La plupart des faits reprochés aux accusés sont connus des observateurs qui ont suivi l'affaire depuis 10 ans. Les rapports de la firme Pricewaterhouse Coopers des Bahamas en ont rendu publique la plus grande partie en 2006. La firme se fondait sur les témoignages du financier Robert Daviault, en 2004, proche de l'organisation. Voici l'essentiel d'un texte, paru en mars 2006 dans La Presse, qui reconstitue la présumée fraude décrite par M. Daviault.

Le 2 mars 2000, c'est la panique dans l'entourage de Norshield. Le conseil d'administration de Cinar vient de découvrir que 122 millions de dollars américains ont été envoyés aux Bahamas et veut être remboursé. L'argent a été géré sur les conseils de Norshield et viré dans une coquille des Bahamas appelée Globe-X.

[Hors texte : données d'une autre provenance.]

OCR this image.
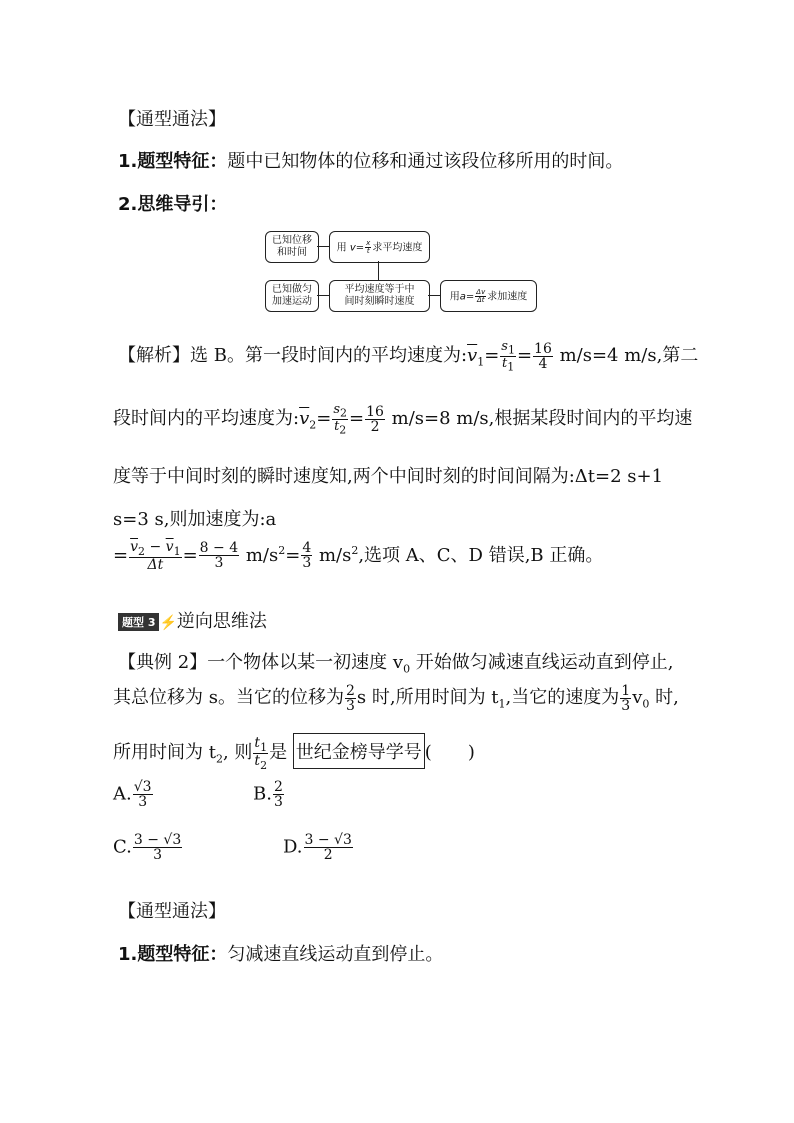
【通型通法】
1.题型特征：题中已知物体的位移和通过该段位移所用的时间。
2.思维导引：
已知位移
和时间	用 $v= \frac{x}{t}$ 求平均速度
已知做匀
加速运动
平均速度等于中
间时刻瞬时速度	用$a= \frac{\Delta v}{\Delta t}$ 求加速度
【解析】选 B。第一段时间内的平均速度为$:\overline{v}_1= \frac{s_1}{t_1} = \frac{16}{4} m/s=4$ m/s,第二
段时间内的平均速度为$:\overline{v}_2= \frac{s_2}{t_2} = \frac{16}{2} m/s=8$ m/s,根据某段时间内的平均速
度等于中间时刻的瞬时速度知,两个中间时刻的时间间隔为:Δt=2 s+1
s=3 s,则加速度为:a
= $\frac{\overline{v}_2 - \overline{v}_1}{\Delta t} = \frac{8 - 4}{3} m/s^2= \frac{4}{3} m/s^2$,选项 A、C、D 错误,B 正确。
题型 3 ⚡逆向思维法
【典例 2】一个物体以某一初速度 $v_0$ 开始做匀减速直线运动直到停止,
其总位移为 s。当它的位移为 $\frac{2}{3}$ s 时,所用时间为 $t_1$,当它的速度为 $\frac{1}{3} v_0$ 时,
所用时间为 $t_2$, 则 $\frac{t_1}{t_2}$ 是 世纪金榜导学号 (　　)
A. $\frac{√3}{3}$	B. $\frac{2}{3}$
C. $\frac{3 - √3}{3}$	D. $\frac{3 - √3}{2}$
【通型通法】
1.题型特征：匀减速直线运动直到停止。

Le problème, c'est que Globe-X n'a pas l'argent. Les fonds du producteur de dessins animés Cinar ont été dispersés à droite et à gauche, et la stratégie d'investissement douteuse a fait fondre le magot. Pire: les documents justifiant les investissements sont incomplets ou inexistants. Bref, c'est la crise.

Divers conseillers proches de Norshield sont appelés en renfort pour gérer cette impasse, présenter Globe-X «sous un jour favorable» et maquiller les documents financiers. En plus du PDG de Norshield, John Xanthoudakis, on fait appel à Lino Matteo, PDG de Mount Real, de même qu'à Thomas Muir et Robert Daviault, de Globe-X. L'ex-vice-président aux finances de Cinar, Hasanain Panju, est également mis à contribution.

Une réunion est organisée dans un hôtel de Floride. Rapidement, de faux documents sont créés de toutes pièces pour justifier les investissements ou gagner du temps. L'objectif: donner l'illusion que tout est normal.

Selon Robert Daviault, le besoin de nettoyer (les états financiers de Globe-X) «faisait partie d'une stratégie, si vous voulez, pour reconnaître... certainement en mars 2000, que Cinar, leurs représentants sont peut-être en route et qu'ils nous diront: Nous voulons notre argent (provenant) du compte des obligations et si ce n'est pas là, où est-ce?»

Toujours selon M. Daviault, cette «stratégie» pour nettoyer le bilan «pour la plus grande part provenait de (Norshield) Montréal et je crois, encore, que c'était des discussions probablement entre M. Xanthoudakis et je crois M. Hancock, des Bahamas...»

Robert Daviault soutient que Lino Matteo, de Mount Real, aurait été mis à contribution pour gérer la crise de mars 2000, sans avoir de précision sur la nature de son travail.

De faux documents

Dans son témoignage, Robert Daviault admet avoir signé une fausse lettre au début de mars 2000 avec l'ex-comptable de Cinar, Hasanain Panju. Le faux document avait pour objet de donner plus de temps aux entreprises Globe-X pour rembourser leur dû à Cinar.

«Si Cinar nous dit: Nous voulons notre argent... nous aurions eu un problème. Alors nous nous sommes dit, bon, voyons si nous pouvons au moins rendre ça un peu plus solide en ayant ce document (NDLR: la fausse lettre)», dit M. Daviault.

Toujours pour embellir la situation des entreprises Globe-X, trois transactions ont été créées entre deux entreprises des Bahamas, selon le témoignage. Ces transactions totalisant 73 millions de dollars américains ont été faites sans qu'il y ait eu réellement virement de fonds. Elles impliquent une dizaine de PME du Québec.

Weinberg au courant

Selon Robert Daviault, Ronald Weinberg était au courant des virements de fonds aux Bahamas. Le 3 mars, lorsque les comptables et l'avocat de Cinar ont débarqué dans les bureaux des Bahamas pour demander des comptes, Robert Daviault dit avoir été estomaqué par la réaction de Ronald Weinberg et de Hasanain Panju.

«Les vérificateurs me disaient que Ronald Weinberg affirmait n'avoir aucune connaissance de ça (les virements)... À ce moment, j'ai regardé M. Weinberg et lui ait dit: «Comment pouvez-vous dire ça?» J'ai également regardé M. Panju, lui disant quelque chose comme: «Vous devez dire quelque chose, cet homme (M. Weinberg) affirme qu'il ne me connaît pas, qu'il ne m'a pas rencontré...» Et il n'y a eu aucune réponse (de M. Panju)», a raconté M. Daviault.

Selon le financier, les fondateurs de Cinar, Ronald Weinberg et feu Micheline Charest, de même que le comptable Hasanain Panju, auraient profité de transactions de change fictives pour empocher indûment près de 8 millions de dollars américains entre 1998 et 2000. Selon M. Daviault, John Xanthoudakis pouvait avoir été l'un des conseillers à l'origine de ces transactions.